Lab 14: Classification I: Prediction and Probability Calibration

Lab 14: Classification I: Prediction and Probability Calibration#

For the class on Monday, March 24th

We use the Iris data set in this lab to demonstrate a few classification methods and related techniques.

Because we are using the data set only as a demonstration, we will use all data as training data, but be aware that this is not a good practice when you have a real problem to tackle!

We also only use two of the four available features so that it is easier to visualize. This again is not what you typically want to do when analyzing a real problem.

import matplotlib.pyplot as plt
from sklearn import datasets
from sklearn.naive_bayes import GaussianNB
from sklearn.neighbors import KNeighborsClassifier
from sklearn.gaussian_process import GaussianProcessClassifier
from sklearn.calibration import CalibratedClassifierCV
from sklearn.inspection import DecisionBoundaryDisplay
from sklearn.metrics import ConfusionMatrixDisplay
from sklearn.calibration import CalibrationDisplay

# Load the iris data
iris = datasets.load_iris()
X = iris.data[:, :2]  # we only take the first two features.
Y = iris.target

# Plot the iris data
n_classes = len(iris.target_names)
for i in range(n_classes):
    plt.scatter(X[Y==i, 0], X[Y==i, 1], color=plt.cm.Paired(i/(n_classes-1)), marker="os^"[i], label=f"{i}: {iris.target_names[i]}")
plt.legend()
plt.xlabel(iris.feature_names[0])
plt.ylabel(iris.feature_names[1]);

../_images/b30bdda513b0bb8bb9303d1fc2c4c6c7cbadd2f035177352e34a1911d9527138.png

A. Decision boundaries, classification probability, confusion matrix#

We will test four different classifiers on the Iris data set, and plot their decision boundaries in the feature space. We will also show the classification probability for Class 0 (Setosa) for each method. Finally we plot the confusion matrix for all 3 classes for the Naive Bayes method.

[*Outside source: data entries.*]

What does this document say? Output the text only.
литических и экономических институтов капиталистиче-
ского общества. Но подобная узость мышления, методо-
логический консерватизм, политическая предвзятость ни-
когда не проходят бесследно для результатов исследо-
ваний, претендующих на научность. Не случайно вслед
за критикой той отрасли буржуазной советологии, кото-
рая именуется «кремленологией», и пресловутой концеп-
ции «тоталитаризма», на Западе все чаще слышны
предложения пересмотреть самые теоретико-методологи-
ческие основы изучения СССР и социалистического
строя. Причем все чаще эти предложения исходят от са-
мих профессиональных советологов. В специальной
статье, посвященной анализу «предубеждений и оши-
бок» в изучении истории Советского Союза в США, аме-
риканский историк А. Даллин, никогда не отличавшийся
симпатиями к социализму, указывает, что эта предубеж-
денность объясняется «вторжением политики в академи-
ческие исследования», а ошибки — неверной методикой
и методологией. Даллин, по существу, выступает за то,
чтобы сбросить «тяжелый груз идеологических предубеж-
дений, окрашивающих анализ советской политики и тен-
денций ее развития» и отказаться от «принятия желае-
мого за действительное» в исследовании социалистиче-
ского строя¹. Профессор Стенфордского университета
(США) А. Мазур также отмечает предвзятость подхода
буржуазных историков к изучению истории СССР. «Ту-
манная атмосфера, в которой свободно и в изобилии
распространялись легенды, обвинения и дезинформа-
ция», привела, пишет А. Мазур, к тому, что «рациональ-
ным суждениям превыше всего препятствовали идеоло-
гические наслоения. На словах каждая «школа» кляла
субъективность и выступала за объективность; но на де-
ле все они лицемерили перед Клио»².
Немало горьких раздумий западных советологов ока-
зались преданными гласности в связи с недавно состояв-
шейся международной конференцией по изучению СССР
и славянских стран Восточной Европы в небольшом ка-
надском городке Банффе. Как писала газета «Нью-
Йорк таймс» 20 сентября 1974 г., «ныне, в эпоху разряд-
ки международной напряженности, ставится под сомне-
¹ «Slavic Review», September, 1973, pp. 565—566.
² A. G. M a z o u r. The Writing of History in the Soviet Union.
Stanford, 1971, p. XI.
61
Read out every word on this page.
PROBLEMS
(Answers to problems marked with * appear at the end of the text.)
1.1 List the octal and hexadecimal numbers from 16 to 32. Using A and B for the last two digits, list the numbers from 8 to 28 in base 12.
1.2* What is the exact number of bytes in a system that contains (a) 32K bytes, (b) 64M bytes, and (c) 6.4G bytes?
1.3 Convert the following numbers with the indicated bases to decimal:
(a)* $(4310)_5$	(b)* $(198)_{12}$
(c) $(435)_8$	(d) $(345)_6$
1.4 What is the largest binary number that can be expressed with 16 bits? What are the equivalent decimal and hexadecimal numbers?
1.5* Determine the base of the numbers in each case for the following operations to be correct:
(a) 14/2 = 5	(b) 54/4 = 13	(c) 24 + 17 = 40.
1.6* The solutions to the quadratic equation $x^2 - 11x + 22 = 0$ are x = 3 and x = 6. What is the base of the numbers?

# Code modified from https://scikit-learn.org/stable/auto_examples/linear_model/plot_iris_logistic.html

classifiers = [
    GaussianNB(),
    GaussianProcessClassifier(),
    KNeighborsClassifier(n_neighbors=1),
    KNeighborsClassifier(n_neighbors=5),
]

fig, ax = plt.subplots(2, 4, figsize=(16,8))

for i, clf in enumerate(classifiers):
    clf.fit(X, Y)

    DecisionBoundaryDisplay.from_estimator(
        clf,
        X,
        cmap=plt.cm.Paired,
        ax=ax[0,i],
        response_method="predict",
        plot_method="pcolormesh",
        shading="auto",
        xlabel=iris.feature_names[0],
        ylabel=iris.feature_names[1],
    )

    DecisionBoundaryDisplay.from_estimator(
        clf,
        X,
        cmap=plt.cm.Blues,
        ax=ax[1,i],
        response_method="predict_proba",
        class_of_interest=0,
        plot_method="pcolormesh",
        shading="auto",
        xlabel=iris.feature_names[0],
        ylabel=iris.feature_names[1],
        vmin=0,
        vmax=1,
    )

    # Plot also the training points
    for j in [0, 1]:
        ax[j,i].scatter(X[:, 0], X[:, 1], c=Y, edgecolors="k", cmap=plt.cm.Paired)

    ax[0,i].set_title(clf.__class__.__name__)

../_images/4ce90591f8b58b53fc40645dbc2dc469f58f79e4df53790462afbd446483d100.png

# Confusion matrix
clf = GaussianNB()
clf.fit(X, Y)
ConfusionMatrixDisplay.from_estimator(clf, X, Y);

../_images/d9b0f3285b0ce0932fe3b9ec7fb9c8091386914f1c5ec3b3d3504388b46ed338.png

📝 Questions (Part A):

The lower panels of the first plot show the classification probability. Note that for KNeighborsClassifier, the shades (which show the probability for Class 0) are discrete. There are two and six shades respectively for the two different KNeighborsClassifier setups (with different n_neighbors values). Explain where the number of shades you observed comes from.
What value of probability do the decision boundaries correspond to?
If you see an iris with a sepal length of 4 cm and a sepal width of 5 cm, which class would you predict? Is your prediction consistent with the four methods?
Continued with (3), how confident is your prediction? Is your confidence consistent with the four methods? Which of the four methods gives the most different result? Can you explain why?
Based on the confusion matrix: (a) What is the recall for Class 1? (b) What is the contamination for Class 2? In both cases, write down the formula you use to do the calculation.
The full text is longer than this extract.